Last night I divided 1 ½ gallons of 1:1 sugar syrup mixed with 3/8 cup (90ml) of Don’s Brood Builder between the (4) hives at Dr.D’s place. I went out after work with just a veil so I got stung… again. However, unlike last Friday when I got stung(4) times or Sunday when I got stung (9) times (on my arm which swelled up so much that I had to remove my watch), this week there is almost no swelling – nor was there any real swelling on my chin where I got stung the day before.

This begs the question: How many stings does it take to build up immunity?

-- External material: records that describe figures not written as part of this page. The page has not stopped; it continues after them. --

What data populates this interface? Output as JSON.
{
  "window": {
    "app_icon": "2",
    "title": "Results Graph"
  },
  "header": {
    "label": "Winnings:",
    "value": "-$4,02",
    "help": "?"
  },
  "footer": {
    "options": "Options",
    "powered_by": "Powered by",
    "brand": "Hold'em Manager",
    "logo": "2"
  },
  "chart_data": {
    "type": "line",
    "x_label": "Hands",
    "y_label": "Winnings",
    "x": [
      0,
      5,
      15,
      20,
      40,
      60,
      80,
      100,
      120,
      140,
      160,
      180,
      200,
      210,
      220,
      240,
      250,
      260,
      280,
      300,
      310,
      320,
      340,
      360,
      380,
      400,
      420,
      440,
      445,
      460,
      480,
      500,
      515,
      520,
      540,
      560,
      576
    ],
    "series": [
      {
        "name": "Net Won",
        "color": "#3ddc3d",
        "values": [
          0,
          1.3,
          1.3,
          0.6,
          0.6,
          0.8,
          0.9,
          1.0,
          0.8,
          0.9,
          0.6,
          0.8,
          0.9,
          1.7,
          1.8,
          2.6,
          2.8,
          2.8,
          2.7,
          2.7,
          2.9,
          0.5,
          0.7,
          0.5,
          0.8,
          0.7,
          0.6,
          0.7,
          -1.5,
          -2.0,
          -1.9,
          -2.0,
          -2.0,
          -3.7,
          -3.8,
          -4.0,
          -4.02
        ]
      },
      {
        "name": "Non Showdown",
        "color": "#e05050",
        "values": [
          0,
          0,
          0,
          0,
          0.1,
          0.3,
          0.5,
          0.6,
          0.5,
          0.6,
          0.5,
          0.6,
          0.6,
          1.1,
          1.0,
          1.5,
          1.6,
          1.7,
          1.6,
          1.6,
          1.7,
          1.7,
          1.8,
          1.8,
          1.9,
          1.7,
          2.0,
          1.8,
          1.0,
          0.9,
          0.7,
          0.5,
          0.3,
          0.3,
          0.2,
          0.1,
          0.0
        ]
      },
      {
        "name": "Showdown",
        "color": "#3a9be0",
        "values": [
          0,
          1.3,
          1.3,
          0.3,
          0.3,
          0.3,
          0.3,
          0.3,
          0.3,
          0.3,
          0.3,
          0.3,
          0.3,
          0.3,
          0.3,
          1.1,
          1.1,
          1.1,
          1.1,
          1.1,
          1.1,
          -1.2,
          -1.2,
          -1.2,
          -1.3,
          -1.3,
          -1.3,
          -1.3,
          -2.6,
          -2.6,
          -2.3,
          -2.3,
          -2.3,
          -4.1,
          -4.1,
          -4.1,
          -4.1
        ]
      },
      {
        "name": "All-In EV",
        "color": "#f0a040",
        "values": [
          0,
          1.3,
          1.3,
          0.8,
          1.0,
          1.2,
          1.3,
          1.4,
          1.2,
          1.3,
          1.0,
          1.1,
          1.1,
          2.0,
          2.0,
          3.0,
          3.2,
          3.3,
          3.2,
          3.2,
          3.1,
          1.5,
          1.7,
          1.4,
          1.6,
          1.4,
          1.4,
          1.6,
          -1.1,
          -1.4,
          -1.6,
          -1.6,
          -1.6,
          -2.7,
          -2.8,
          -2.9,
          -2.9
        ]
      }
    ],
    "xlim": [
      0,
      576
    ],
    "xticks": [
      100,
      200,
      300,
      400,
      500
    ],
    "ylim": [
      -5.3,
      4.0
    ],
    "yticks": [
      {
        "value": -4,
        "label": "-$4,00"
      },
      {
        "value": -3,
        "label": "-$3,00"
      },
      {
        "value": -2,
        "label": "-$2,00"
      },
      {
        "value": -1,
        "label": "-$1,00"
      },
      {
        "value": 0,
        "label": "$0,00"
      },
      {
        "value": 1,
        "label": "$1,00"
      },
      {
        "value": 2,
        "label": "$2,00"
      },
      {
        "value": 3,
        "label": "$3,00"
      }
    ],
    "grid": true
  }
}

I found the answer on the New Scientist website:
High doses of bee venom early in the year block a normally potent immune reaction for the remainder of the season, says Mübeccel Akdis, an immunologist at University of Zurich in Switzerland, who led the study.”
It also says, “After an average of 13 stings a week, beekeepers quickly desensitise to the bees’ barb, which delivers a large dose of several venoms, including a membrane-busting protein called phospholipase A.”

The study concluded that the immunity wears off in the winter and so the cycle is repeated each year.
So here is an update on my Hives:
I ordered one VSH Queen back in January from Johnny Thompsonin Philadelphia, MS. He was very nice in my first emails and agreed to let me pick the queen up so I could bend his ear (Pickup was scheduled for the first week of April). I scheduled a day off from work for March 31st to get the apiary ready. However, I sent him two emails over the past couple of weeks to confirm the time but he never replied.

I only ordered one queen so I knew I was a low priority but not responding was just rude. Nevertheless, low and behold, I got a phone call from Philadelphia last night. Johnny apparently hadn’t gotten my emails and was calling to let me know he had three extra queens and that if I wanted them I could pick them up Friday (the 31st).

So now I can make three easy splits – one of which I will be taking to my home in town. This will be my breeder stock. Having a hive at home will make grafting queens much easier. I am sure I will screw up a lot but this will allow me to practice every few days – and practice makes perfect.